O Estado de S. Paulo
Se ninguém enfrentar de verdade a questão da imigração, é provável que o estilo de Trump tenha vindo mesmo para ficar
Trump até pode perder a eleição, mas o populismo de direita veio para ficar
O grande estadista alemão Otto von Bismarck
tem a fama de ter dito que “Deus tem uma providência especial para os tolos, os
bêbados e os EUA”. Ele pode não ter dito isso de fato, mas a frase capta a
sensação que muitos em todo o mundo têm sobre a capacidade contínua dos EUA de
“surpreenderem pelo lado positivo”, nas palavras de um empresário amigo meu.
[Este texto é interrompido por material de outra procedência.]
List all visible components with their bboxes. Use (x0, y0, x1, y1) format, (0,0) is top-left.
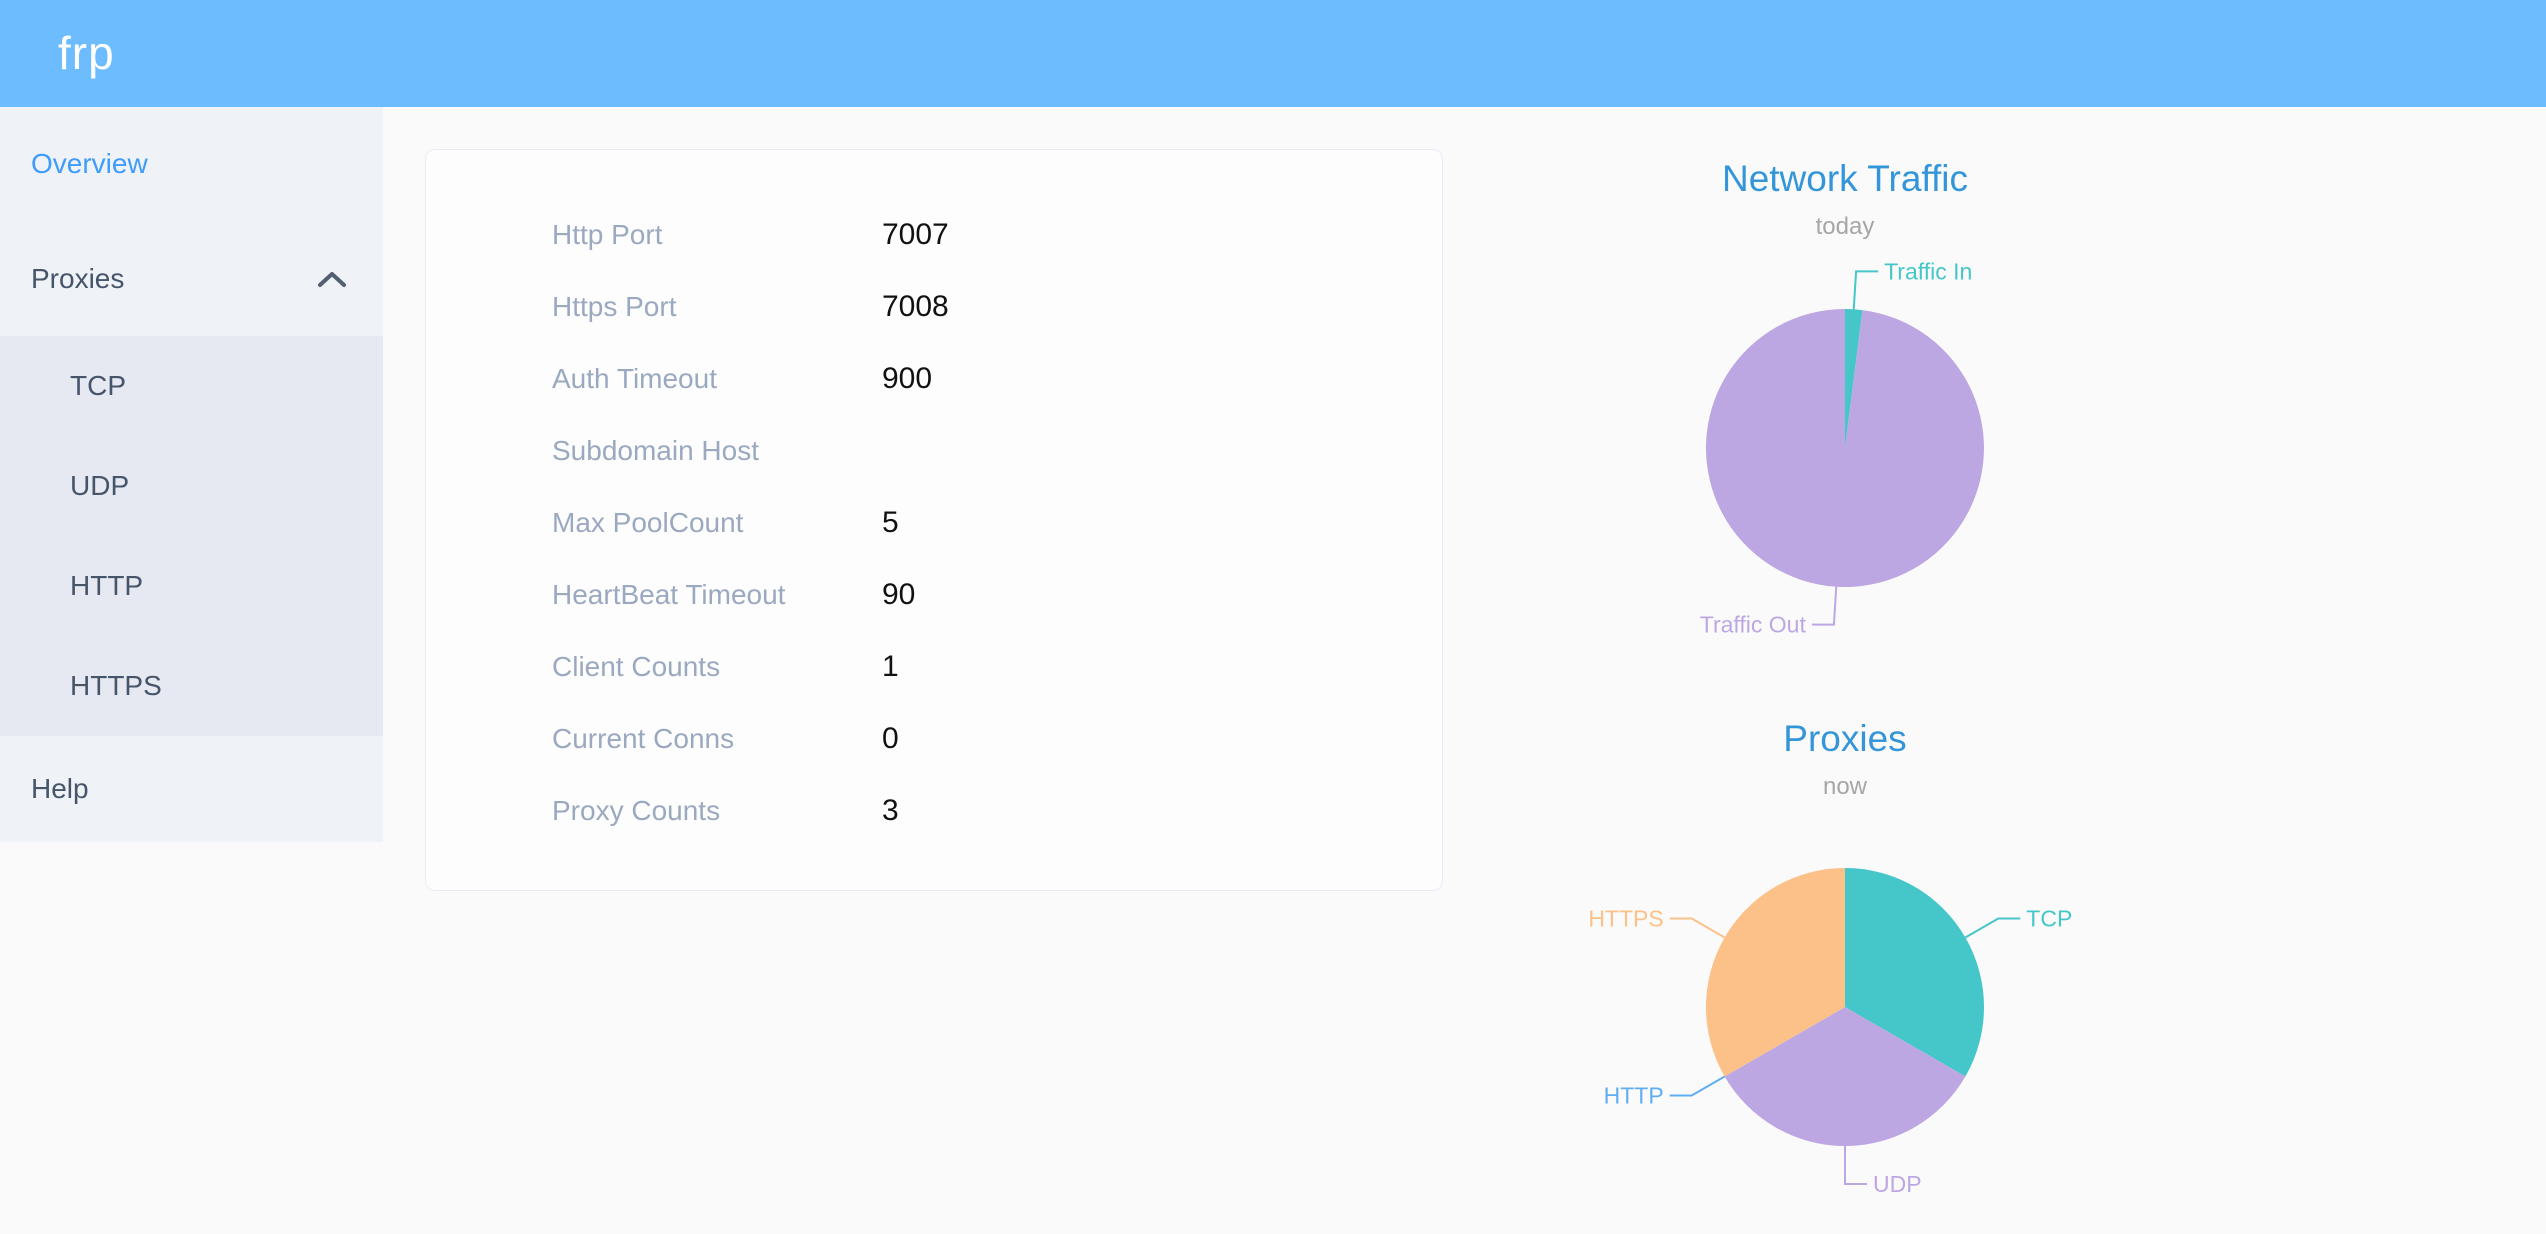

Mas ainda não está claro se o partido no governo, o Democrata, conseguirá se
beneficiar dessa boa sorte.
A mais recente evidência de sua “providência especial” é que os EUA parecem estar fazendo o impossível: derrubando a inflação rapidamente sem desencadear uma recessão profunda. Alan Blinder, ex-vice-presidente do Federal Reserve (o Banco Central americano), ressalta que, usando definições estritas, os EUA só conseguiram alcançar uma aterrissagem inegavelmente suave uma única vez nos últimos 60 anos.
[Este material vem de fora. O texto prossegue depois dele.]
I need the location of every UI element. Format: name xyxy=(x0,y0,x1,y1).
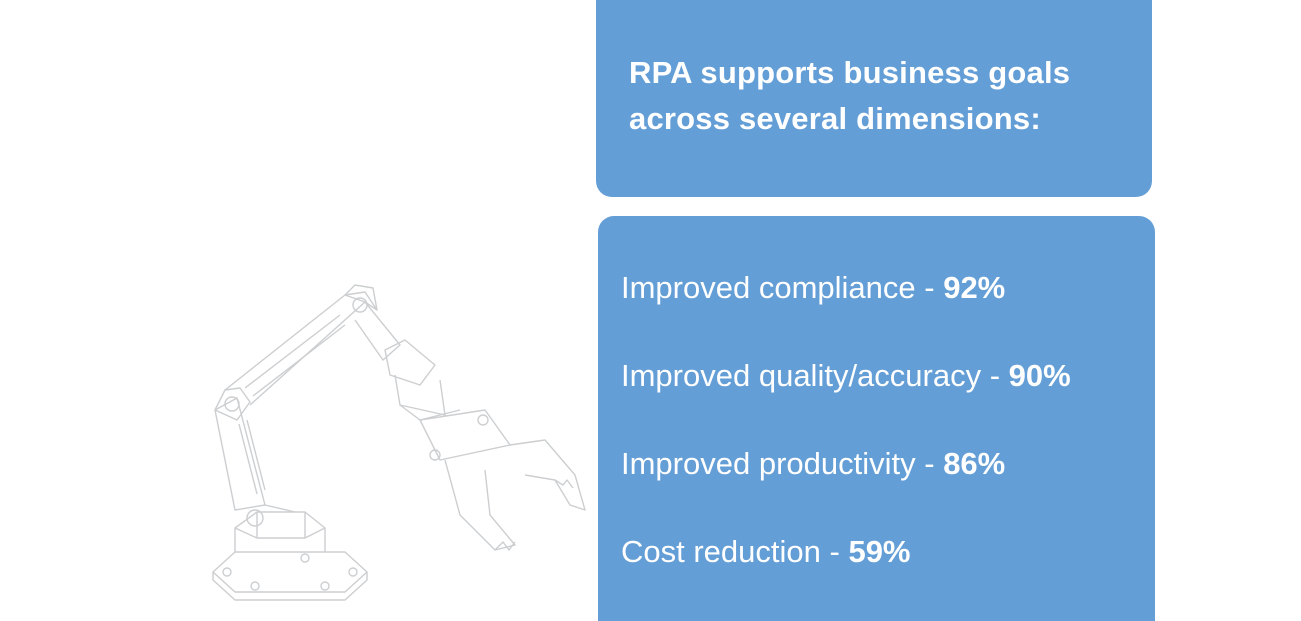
stat-list: Improved compliance - 92% Improved quali… xyxy=(598,266,1155,618)
stat-value: 59% xyxy=(848,534,911,569)
stat-item-quality: Improved quality/accuracy - 90% xyxy=(598,354,1155,442)
stat-item-cost: Cost reduction - 59% xyxy=(598,530,1155,618)
robotic-arm-icon xyxy=(212,284,586,601)
stat-label: Improved compliance xyxy=(621,270,916,305)
header-card: RPA supports business goals across sever… xyxy=(596,0,1152,197)
stat-separator: - xyxy=(915,270,944,305)
stat-value: 86% xyxy=(943,446,1006,481)
stat-item-productivity: Improved productivity - 86% xyxy=(598,442,1155,530)
stat-separator: - xyxy=(820,534,849,569)
stat-label: Improved quality/accuracy xyxy=(621,358,982,393)
header-title: RPA supports business goals across sever… xyxy=(629,55,1071,136)
stat-item-compliance: Improved compliance - 92% xyxy=(598,266,1155,354)
stat-label: Improved productivity xyxy=(621,446,916,481)
stat-separator: - xyxy=(981,358,1009,393)
stat-value: 92% xyxy=(943,270,1006,305)
stats-card: Improved compliance - 92% Improved quali… xyxy=(598,216,1155,621)
stat-label: Cost reduction xyxy=(621,534,821,569)
stat-separator: - xyxy=(915,446,944,481)
stat-value: 90% xyxy=(1008,358,1071,393)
AVANÇOS. Em comentários recentes, Jerome
Powell, presidente do Fed, praticamente declarou vitória, e ele merece elogios
consideráveis por ter conseguido manter o equilíbrio das políticas em um
período bastante traiçoeiro.
A economia dos EUA tem baixa inflação, baixo
desemprego, um boom no setor de manufatura e domínio de tecnologias do futuro,
como inteligência artificial e edição de genes. Até mesmo a desigualdade, que
disparou durante décadas, diminuiu recentemente. E, no entanto, esses fatores
não estão dando aos democratas a vantagem que se poderia esperar. Na maioria
das pesquisas, Donald Trump continua à frente da vice-presidente Kamala Harris
na questão de quem lidaria melhor com a economia (embora por menos do que ele
liderou o presidente Joe Biden).
Embora Kamala tenha melhorado as perspectivas
desastrosas de Biden, sua posição na corrida, tanto em nível nacional quanto
nos Estados decisivos, está atrás da posição de Hillary Clinton e de Biden
neste momento em suas corridas contra Trump. Se considerarmos que ele pode se
sair melhor do que as pesquisas indicam (o que aconteceu tanto em 2016 quanto
em 2020), a disputa continua sendo uma incógnita.
INSATISFAÇÃO. No final das contas, como já
observei antes, essa eleição não será disputada por questões econômicas. O
lembrete mais recente do clima político no mundo ocidental vem da Alemanha.
Durante muitos anos, mesmo com o aumento do
populismo de direita em outros lugares, ele não se consolidou na Alemanha. Até
o ano passado, o pequeno partido populista de direita, o Alternativa para
Alemanha (AfD), permaneceu marginalizado.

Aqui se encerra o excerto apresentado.